A bigger Katpost is under preparation, but in the meantime the IPKat wishes to briefly record the result of the appeal for a case that he reported back when he was a Guest Kat last year here.
The case is an action by Smith & Nephew to revoke Convatec’s patent relating to antimicrobial wound dressings impregnated with silver.
Wound dressing for a Kat? |
Anyway, shortly before Christmas (I know, I am late, and I am sorry, but I wasn’t a Kat at the time and my attention was diverted elsewhere…), 14 December to be precise, the Court of Appeal issued its decision which upheld the original decision of HHJ Birss, sitting as a judge of the Patents Court.
This Kat thought that the first instance decision was interesting to practitioners because the patent (as allowed to be amended in the proceedings) was found to be valid over two pieces of prior art (“Kreidl” and “Gibbins”), over each of which claim 1 of the patent was novel by only a single feature (these two features being added by the amendment). So a single point of difference was in each case was sufficient to confer inventive step. There were also interesting points concerning the allowability of the amendments. His whiskers were therefore twitching to see what the Court of Appeal would make of it all.
From this point of view, the appeal decision is a little disappointing. Of the interesting points, only one, obviousness over Kriedl, was taken forward to the appeal. Kriedl was an old (1946) US patent document whose disclosure pre-dated the existence of the claimed gel-forming fibres. Convatec challenged the judge's finding of inventive step on a number of grounds. On each one, Kitchin LJ giving the leading judgement (with which Jackson LJ and Arden LJ concurred) held basically that the judge was entitled to reach the conclusion that he did. A flavour of the tone of the whole judgement can be gleaned from the Conclusion paragraph:
The judge recognised that this was a difficult case. Kreidl taught a method which, if applied to Aquacel [a gel forming fibre], would have worked and would have been a method in the claim. Further, it would have been easy to perform, requiring no great time or effort.
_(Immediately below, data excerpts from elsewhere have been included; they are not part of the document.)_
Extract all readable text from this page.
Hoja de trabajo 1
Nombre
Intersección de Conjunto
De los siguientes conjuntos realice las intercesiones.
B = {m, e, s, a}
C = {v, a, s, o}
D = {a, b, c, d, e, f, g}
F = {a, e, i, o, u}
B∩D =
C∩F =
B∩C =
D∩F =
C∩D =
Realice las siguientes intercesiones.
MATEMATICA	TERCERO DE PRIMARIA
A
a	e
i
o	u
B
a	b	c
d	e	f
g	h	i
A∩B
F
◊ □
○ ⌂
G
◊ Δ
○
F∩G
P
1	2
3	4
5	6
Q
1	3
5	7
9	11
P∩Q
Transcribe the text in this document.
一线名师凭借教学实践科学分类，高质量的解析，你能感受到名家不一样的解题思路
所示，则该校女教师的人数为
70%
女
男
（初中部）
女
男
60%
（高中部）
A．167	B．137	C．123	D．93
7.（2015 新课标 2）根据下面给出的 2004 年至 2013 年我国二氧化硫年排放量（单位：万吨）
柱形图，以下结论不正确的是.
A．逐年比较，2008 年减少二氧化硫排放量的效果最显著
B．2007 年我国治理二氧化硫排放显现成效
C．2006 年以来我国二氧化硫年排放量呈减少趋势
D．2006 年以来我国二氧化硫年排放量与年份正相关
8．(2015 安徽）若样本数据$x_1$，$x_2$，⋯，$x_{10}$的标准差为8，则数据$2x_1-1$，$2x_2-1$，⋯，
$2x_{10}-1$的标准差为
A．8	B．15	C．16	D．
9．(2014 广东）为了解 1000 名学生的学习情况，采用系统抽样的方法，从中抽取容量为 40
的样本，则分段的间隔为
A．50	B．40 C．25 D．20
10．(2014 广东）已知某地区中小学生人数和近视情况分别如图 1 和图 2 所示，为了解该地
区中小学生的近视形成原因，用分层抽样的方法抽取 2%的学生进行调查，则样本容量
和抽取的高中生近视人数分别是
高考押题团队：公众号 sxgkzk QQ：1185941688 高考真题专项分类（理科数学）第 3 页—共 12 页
But it is all too easy to find an invention obvious with the benefit of hindsight. The issue of obviousness must be considered without any knowledge of the invention. The judge found this was a field in which the skilled team would not embark upon an experiment without thinking about its rationale. They would have read Kreidl with interest and not simply put it on one side; but it would have presented them with a puzzle. They would have considered the surface adsorption of complexes theory, and also the physical shielding theory. In the result the judge found it was not obvious to apply the teaching of Kreidl to modern wound dressing materials such as Aquacel. That, it seems to me, was a conclusion he was entitled to reach on the evidence before him.Which is a fine disposition of the case at hand, but not exactly Katnip to an IPKat.
Merpel has noted that by a happy coincidence, the Opposition Division issued its Decision (available from the EPO Register here) with regard to the patent on 21 December 2012, a week after the Court of Appeal decision was handed down (but announced orally at Oral Proceedings on 15 November 2012, before the Court of Appeal decision). The Opposition Division maintained the patent in amended form, similar in scope to that upheld in the UK, but not actually the identical wording. Merpel wonders what is the patent wording currently in force in the UK, and also looks forward to the EPO Appeal, which still has scope to change matters.
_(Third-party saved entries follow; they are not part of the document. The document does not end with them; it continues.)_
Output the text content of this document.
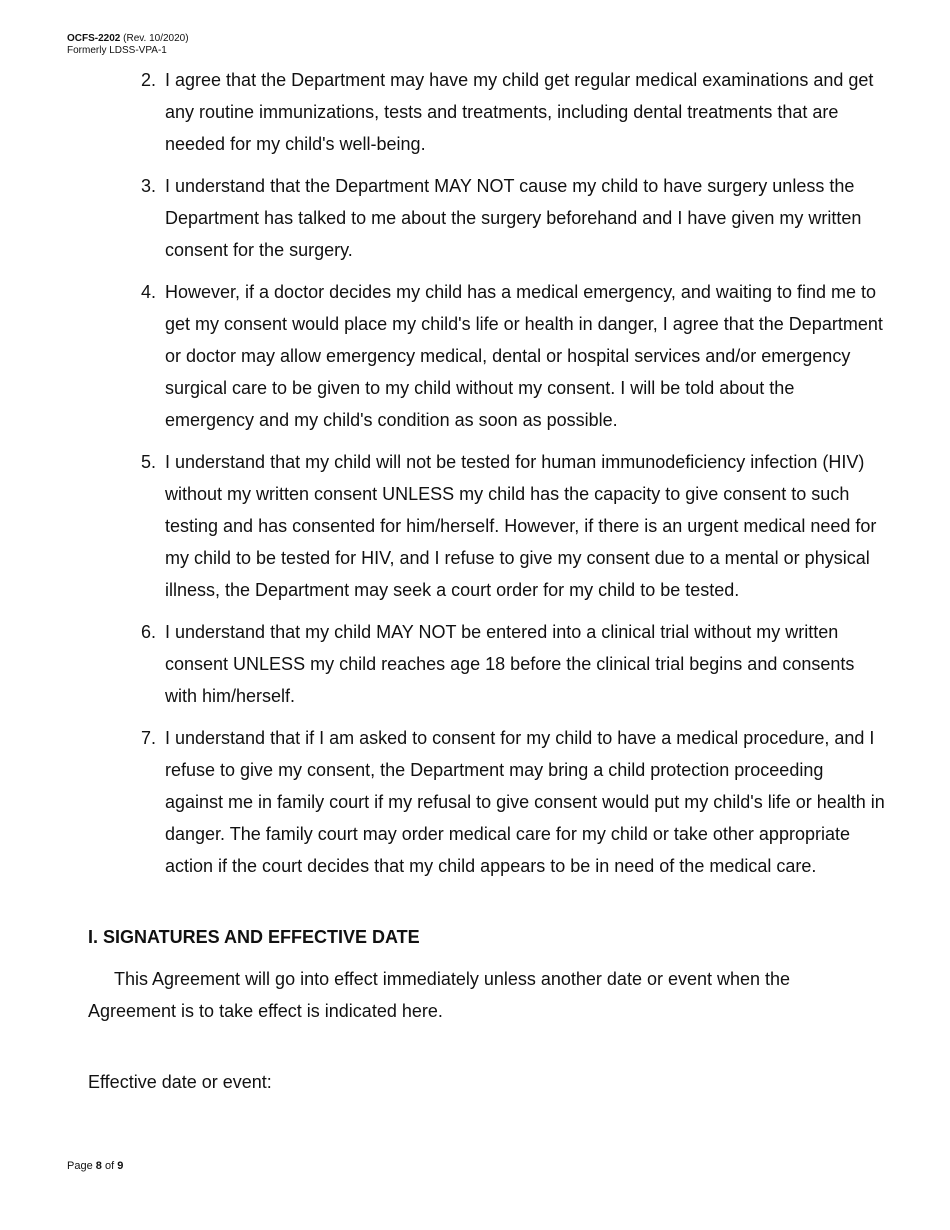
OCFS-2202 (Rev. 10/2020)
Formerly LDSS-VPA-1
2. I agree that the Department may have my child get regular medical examinations and get any routine immunizations, tests and treatments, including dental treatments that are needed for my child's well-being.
3. I understand that the Department MAY NOT cause my child to have surgery unless the Department has talked to me about the surgery beforehand and I have given my written consent for the surgery.
4. However, if a doctor decides my child has a medical emergency, and waiting to find me to get my consent would place my child's life or health in danger, I agree that the Department or doctor may allow emergency medical, dental or hospital services and/or emergency surgical care to be given to my child without my consent. I will be told about the emergency and my child's condition as soon as possible.
5. I understand that my child will not be tested for human immunodeficiency infection (HIV) without my written consent UNLESS my child has the capacity to give consent to such testing and has consented for him/herself. However, if there is an urgent medical need for my child to be tested for HIV, and I refuse to give my consent due to a mental or physical illness, the Department may seek a court order for my child to be tested.
6. I understand that my child MAY NOT be entered into a clinical trial without my written consent UNLESS my child reaches age 18 before the clinical trial begins and consents with him/herself.
7. I understand that if I am asked to consent for my child to have a medical procedure, and I refuse to give my consent, the Department may bring a child protection proceeding against me in family court if my refusal to give consent would put my child's life or health in danger. The family court may order medical care for my child or take other appropriate action if the court decides that my child appears to be in need of the medical care.
I. SIGNATURES AND EFFECTIVE DATE

This Agreement will go into effect immediately unless another date or event when the Agreement is to take effect is indicated here.

Effective date or event:

Page 8 of 9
This case clearly illustrate that a protocol of understanding between the courts of the United Kingdom and the EPO boards of appeal would be so helpful. Some parties may enjoy having endless bites of the cherry, but is it in the public interest for them to do so?
ReplyDeleteInventive step on chemical/pharma cases seems now to be decided on 'the circumstances of the case' so that the outcome is (perhaps)more likely to be influenced by the performance of the expert witnesses and documents that provide (minor) reasons as to why the invention would not have worked (or at least documents that muddy the water). That makes things more uncertain, but it's nice to see the Courts upholding a patent on a 'difficult case'.